「すまぬ。心ないことを申してしまった」
かれは、気がついたのだ。のことをしっているが上に、つらいこともおおくあるということを。
「いいんですよ。今回のことは、便利な部類に入ります。それと、助けられるもあるかもしれませんしね」
「ああ、そうだね。みなが無事にもどれるといいのだが」
伊庭は、子宮腺肌症 そうつぶやくと白く波立つ海上へとを向けた。
「戻ったら、勝負をお願いします。これからは、忙しくなりますので」
「もちろん。愉しみにしているよ。あぁもちろん、歳さんは抜きでね」
「おれがなんだって?」
せっかくの伊庭と二人きりの会話に、副長がちかづいてきて邪魔をした。
「なんでもありませんよ。船酔いするかもしれないって話をしていただけです」
伊庭がいってくれた。
それから、みんなそろって下におりた。
船倉の一部に、畳を無理矢理敷いている。
その畳のあいているところに横になった。
さすがは幕府の海軍の乗組員たちである。
を動かしつづけている。
それが当然といえば当然なのだろうけど、それでもすごいとしかいいようがない。
これだけ揺れれば、立っているのも難しい。
結局、俊冬と俊春も船酔いを回避する完璧な方法はわからなかった。
『まあ、とおくをみるくらいかな?』
俊冬がいう。
たしかに、それはそうだ。
それが効果的であることに間違いはない。
だが、とおくをみようとすると、どうしても甲板にでなければならない。この揺れ方だと、とおくをみるまえに波にさらわれる可能性が高い。
さらわれてしまえば、たしかに船酔いはしない。
溺れ死んでしまうだろうから。
『あとは睡眠不足でないこと、体調を万全にしておくこと、揺れのすくない場所にいること、頭を動かさないようにする、くらいかな?』
俊春がいう。
それらも、たしかにそうだ。
残念なことに、睡眠不足でないというところで、とりあえずアウトだ。
『ああ、アルコールを大量に摂取して、気を失うとか』
二人が声をそろえていう。
それもたしかにそうだ。
だが、急性アルコール中毒になる可能性が高い。そうならなかったとしても、二日酔いになるだろう。それこそ、本番で役に立たないくらいに。
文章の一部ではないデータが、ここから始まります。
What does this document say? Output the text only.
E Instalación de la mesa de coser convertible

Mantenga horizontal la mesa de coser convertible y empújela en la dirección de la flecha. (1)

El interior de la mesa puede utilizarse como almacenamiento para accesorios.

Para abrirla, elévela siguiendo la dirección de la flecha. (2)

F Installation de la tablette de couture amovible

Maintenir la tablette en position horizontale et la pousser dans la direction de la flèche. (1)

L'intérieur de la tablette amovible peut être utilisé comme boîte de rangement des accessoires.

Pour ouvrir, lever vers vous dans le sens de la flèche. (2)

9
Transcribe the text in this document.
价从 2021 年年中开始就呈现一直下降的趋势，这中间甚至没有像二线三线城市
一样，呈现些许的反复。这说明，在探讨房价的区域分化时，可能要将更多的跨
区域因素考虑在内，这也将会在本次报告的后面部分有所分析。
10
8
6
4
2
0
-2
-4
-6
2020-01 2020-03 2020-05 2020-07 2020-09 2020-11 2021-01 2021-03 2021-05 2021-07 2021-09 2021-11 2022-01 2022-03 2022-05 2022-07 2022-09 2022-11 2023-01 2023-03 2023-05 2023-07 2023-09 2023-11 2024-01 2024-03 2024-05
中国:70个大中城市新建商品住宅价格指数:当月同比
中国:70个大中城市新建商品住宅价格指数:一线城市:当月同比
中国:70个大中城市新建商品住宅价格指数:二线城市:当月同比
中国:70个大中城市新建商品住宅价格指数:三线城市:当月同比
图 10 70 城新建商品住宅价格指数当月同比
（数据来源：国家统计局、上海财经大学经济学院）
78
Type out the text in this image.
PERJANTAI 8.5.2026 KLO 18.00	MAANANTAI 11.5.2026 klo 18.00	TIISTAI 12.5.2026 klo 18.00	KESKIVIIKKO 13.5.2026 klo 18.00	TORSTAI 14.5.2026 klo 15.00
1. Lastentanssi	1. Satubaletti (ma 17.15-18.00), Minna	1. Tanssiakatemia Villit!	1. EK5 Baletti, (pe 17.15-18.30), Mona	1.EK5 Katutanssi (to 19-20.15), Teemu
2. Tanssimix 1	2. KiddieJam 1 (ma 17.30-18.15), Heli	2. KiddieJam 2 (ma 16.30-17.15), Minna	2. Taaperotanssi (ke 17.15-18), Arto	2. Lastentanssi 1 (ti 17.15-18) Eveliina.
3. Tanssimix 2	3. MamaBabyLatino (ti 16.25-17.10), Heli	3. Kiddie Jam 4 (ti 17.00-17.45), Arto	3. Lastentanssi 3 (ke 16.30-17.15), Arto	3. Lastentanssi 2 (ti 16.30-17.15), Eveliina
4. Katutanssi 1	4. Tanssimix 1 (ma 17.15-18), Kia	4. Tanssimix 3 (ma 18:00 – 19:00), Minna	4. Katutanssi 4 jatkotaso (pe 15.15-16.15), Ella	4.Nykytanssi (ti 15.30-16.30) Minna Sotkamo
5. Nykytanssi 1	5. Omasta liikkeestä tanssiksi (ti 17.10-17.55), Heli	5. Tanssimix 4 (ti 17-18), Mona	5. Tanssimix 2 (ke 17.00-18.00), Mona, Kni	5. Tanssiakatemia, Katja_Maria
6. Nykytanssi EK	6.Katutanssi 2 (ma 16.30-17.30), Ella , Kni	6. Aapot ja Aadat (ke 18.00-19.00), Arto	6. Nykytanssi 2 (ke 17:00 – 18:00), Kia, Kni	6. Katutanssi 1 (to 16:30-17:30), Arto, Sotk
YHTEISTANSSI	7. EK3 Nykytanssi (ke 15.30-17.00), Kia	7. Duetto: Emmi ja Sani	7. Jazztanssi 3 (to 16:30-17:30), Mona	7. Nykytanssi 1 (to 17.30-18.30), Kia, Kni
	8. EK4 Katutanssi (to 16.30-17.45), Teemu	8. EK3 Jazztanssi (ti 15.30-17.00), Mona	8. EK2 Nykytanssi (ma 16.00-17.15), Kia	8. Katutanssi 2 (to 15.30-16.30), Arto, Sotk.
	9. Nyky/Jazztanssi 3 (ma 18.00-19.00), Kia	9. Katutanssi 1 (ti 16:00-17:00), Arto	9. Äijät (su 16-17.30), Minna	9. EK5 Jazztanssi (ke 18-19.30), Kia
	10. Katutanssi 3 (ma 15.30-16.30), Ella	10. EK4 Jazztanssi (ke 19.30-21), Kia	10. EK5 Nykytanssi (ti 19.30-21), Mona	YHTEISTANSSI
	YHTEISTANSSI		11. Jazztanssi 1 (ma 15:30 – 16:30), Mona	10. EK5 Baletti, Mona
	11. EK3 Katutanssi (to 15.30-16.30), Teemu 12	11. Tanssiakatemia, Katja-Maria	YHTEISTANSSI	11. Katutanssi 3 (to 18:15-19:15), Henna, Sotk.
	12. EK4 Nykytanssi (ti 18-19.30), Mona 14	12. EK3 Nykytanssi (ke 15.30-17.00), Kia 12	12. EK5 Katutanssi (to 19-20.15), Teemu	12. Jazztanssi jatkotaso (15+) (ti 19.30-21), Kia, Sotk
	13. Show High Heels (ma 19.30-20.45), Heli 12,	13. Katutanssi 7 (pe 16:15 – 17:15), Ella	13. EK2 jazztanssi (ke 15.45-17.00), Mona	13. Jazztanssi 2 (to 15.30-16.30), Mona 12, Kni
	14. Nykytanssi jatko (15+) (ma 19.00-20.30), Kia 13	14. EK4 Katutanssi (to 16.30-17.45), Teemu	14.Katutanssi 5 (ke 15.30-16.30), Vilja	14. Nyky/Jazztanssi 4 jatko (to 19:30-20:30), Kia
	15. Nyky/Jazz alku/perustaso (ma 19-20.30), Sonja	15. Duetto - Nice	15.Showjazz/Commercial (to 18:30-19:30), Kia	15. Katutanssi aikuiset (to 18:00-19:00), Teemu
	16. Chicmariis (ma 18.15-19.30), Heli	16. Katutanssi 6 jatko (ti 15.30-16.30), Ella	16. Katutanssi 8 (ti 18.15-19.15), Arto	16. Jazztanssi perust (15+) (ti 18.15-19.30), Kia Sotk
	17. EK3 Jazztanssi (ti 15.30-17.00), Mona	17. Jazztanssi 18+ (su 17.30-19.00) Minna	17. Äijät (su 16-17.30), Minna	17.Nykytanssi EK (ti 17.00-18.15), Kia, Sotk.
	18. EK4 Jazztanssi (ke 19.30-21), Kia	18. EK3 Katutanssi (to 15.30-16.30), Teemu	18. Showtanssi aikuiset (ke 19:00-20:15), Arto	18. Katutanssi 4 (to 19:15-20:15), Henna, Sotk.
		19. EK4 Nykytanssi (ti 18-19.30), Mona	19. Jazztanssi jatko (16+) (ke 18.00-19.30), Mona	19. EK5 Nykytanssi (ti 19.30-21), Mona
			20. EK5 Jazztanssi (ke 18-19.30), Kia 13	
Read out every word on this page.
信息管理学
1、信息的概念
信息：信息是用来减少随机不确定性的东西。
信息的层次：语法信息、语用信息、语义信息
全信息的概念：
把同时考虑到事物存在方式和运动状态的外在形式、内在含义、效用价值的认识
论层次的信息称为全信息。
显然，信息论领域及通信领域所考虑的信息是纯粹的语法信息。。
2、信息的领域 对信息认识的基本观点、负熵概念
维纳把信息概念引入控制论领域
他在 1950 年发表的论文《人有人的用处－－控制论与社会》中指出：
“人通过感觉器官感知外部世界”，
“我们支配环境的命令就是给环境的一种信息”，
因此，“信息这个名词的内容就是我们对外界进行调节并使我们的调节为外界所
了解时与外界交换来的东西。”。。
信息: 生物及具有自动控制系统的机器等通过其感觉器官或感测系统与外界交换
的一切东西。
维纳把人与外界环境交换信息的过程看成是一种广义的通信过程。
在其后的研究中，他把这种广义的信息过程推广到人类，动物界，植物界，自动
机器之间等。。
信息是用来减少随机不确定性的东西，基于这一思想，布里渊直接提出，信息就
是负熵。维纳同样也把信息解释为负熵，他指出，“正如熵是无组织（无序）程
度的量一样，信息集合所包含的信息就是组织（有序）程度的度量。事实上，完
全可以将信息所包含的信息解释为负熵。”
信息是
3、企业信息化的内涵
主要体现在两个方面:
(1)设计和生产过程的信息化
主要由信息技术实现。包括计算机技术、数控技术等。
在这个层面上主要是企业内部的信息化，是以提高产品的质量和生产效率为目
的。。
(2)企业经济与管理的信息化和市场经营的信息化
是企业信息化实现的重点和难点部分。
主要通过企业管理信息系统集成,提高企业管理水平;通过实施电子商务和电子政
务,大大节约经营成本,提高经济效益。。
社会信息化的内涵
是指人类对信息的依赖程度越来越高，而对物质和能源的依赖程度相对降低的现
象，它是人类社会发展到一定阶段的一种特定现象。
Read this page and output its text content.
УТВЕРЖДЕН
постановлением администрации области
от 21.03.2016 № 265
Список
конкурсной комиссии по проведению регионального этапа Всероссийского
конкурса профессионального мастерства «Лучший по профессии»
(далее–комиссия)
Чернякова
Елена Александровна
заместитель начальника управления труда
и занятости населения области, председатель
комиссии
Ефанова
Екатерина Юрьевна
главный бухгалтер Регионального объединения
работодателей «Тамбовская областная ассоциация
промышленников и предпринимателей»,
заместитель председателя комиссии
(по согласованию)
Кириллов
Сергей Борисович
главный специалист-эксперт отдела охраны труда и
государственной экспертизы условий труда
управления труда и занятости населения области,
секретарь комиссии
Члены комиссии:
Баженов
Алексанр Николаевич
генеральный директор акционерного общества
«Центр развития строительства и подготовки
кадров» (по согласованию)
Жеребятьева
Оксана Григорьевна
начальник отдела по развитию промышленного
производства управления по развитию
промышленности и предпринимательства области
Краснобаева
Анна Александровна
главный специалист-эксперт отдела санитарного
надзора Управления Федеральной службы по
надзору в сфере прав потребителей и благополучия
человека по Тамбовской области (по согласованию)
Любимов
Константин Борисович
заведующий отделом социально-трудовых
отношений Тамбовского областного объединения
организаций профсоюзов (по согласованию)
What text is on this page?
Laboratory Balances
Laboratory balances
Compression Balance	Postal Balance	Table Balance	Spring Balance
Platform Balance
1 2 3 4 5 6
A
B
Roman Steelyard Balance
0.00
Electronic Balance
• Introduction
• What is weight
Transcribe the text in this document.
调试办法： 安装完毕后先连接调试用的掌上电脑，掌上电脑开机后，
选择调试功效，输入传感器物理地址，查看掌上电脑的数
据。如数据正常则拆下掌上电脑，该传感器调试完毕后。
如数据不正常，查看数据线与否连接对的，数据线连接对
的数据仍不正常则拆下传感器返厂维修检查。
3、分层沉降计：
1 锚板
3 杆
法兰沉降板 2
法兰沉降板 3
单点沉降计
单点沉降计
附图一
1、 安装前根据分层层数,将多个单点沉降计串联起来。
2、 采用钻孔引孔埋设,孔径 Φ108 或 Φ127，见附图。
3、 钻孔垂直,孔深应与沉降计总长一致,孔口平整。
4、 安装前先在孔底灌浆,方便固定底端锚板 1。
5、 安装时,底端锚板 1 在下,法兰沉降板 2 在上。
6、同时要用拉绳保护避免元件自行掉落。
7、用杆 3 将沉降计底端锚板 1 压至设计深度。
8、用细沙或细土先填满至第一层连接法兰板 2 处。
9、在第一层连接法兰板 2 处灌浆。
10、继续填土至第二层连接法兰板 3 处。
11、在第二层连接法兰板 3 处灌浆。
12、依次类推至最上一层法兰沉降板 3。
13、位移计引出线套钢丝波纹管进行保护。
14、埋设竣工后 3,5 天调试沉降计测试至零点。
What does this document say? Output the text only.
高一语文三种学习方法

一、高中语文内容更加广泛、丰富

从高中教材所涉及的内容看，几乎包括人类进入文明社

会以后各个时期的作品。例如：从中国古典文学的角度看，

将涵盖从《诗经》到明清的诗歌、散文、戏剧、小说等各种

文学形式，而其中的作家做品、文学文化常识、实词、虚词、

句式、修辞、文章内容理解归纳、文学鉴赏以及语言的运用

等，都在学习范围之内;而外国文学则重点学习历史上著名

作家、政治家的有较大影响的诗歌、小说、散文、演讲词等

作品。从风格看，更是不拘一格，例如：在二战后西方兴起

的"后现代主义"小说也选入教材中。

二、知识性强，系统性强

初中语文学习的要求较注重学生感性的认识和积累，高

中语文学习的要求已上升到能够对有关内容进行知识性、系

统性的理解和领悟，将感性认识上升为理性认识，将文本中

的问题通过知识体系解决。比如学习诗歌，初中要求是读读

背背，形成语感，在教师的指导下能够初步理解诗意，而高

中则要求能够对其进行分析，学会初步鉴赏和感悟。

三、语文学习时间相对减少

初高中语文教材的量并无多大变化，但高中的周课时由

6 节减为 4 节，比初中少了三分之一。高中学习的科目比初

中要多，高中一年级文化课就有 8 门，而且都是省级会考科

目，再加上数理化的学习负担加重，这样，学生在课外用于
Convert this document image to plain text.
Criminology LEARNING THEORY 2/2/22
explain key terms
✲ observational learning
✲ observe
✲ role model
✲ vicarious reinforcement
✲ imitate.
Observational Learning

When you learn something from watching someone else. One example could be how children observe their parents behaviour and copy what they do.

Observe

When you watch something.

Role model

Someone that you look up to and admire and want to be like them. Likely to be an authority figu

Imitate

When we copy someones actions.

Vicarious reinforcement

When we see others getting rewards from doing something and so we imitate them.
あるいは、沈没や予想外に敵に攻撃されるようなことになれば、気を失ったまま海に沈むか、気がついてもなにもできないまま死ぬか、だ。
どっちにしても、リスク高すぎである。
だから横になり、瞼をぎゅっと閉じてできるだけちがうことをかんがえた。
親父のことを思いだしたり、これからさきの展開について思いをはせたり……。
だが、結局は船酔いという不安にいきついてしまう。
そうこうしている間に、蟠竜と高雄がいなくなったという報が舞い込んだ。
副長とともに、揺れに抗いながら荒井と甲賀に会いにいった。
ニコールらフランス軍士官たちも集まっている。
でっ、史実どおりこのまま宮古湾に向かうことになった。
高雄とは、合流できた。修理が必要という。嵐のせいかどうかはわからないが、兎に角機関部の修理が必要らしい。
そのため、宮古湾の南にある山田湾という港に入港することになった。
敵艦がいてはマズいので、回天はアメリカ国旗を掲げ、蟠竜はロシア国旗を掲げた。
これらもまた、史実どおりである。
そこで、甲鉄が宮古湾の鍬ケ崎港に入港したとの確実な情報が入った。
高雄の修理がおわったとのしらせもきた。
一隻だけはぐれてしまった蟠竜は、当初の取り決めどおり鮫村沖に向かい、そこで待機しているはずだ。
だとすれば、やはり二隻で向かうしかない。
このチャンスを逃せば、もう二度とそれは巡ってこないかもしれないのだ。
史実では、敵はおれたちがすぐちかくにまでちかづいていることをしらない。
いましかない、というわけだ。
というわけで、すぐに出航した。
明日、つまり三月二十五日の夜明けに高雄が甲鉄にぶつかり、回天がほかの敵艦を牽制することになる。
そう作戦がかきかえられた。
が、そううまくはいかない。
高雄がまた故障するからである。
副長と島田、それから伊庭と俊冬と俊春とで話し合った結果、荒井と回天の艦長である甲賀に告げることになった。
甲賀が死ぬ、ということをである。
戦闘がはじまれば、俊冬が甲賀を護ることになっている。が、敵は甲鉄一隻ではない。周囲に何隻かいる。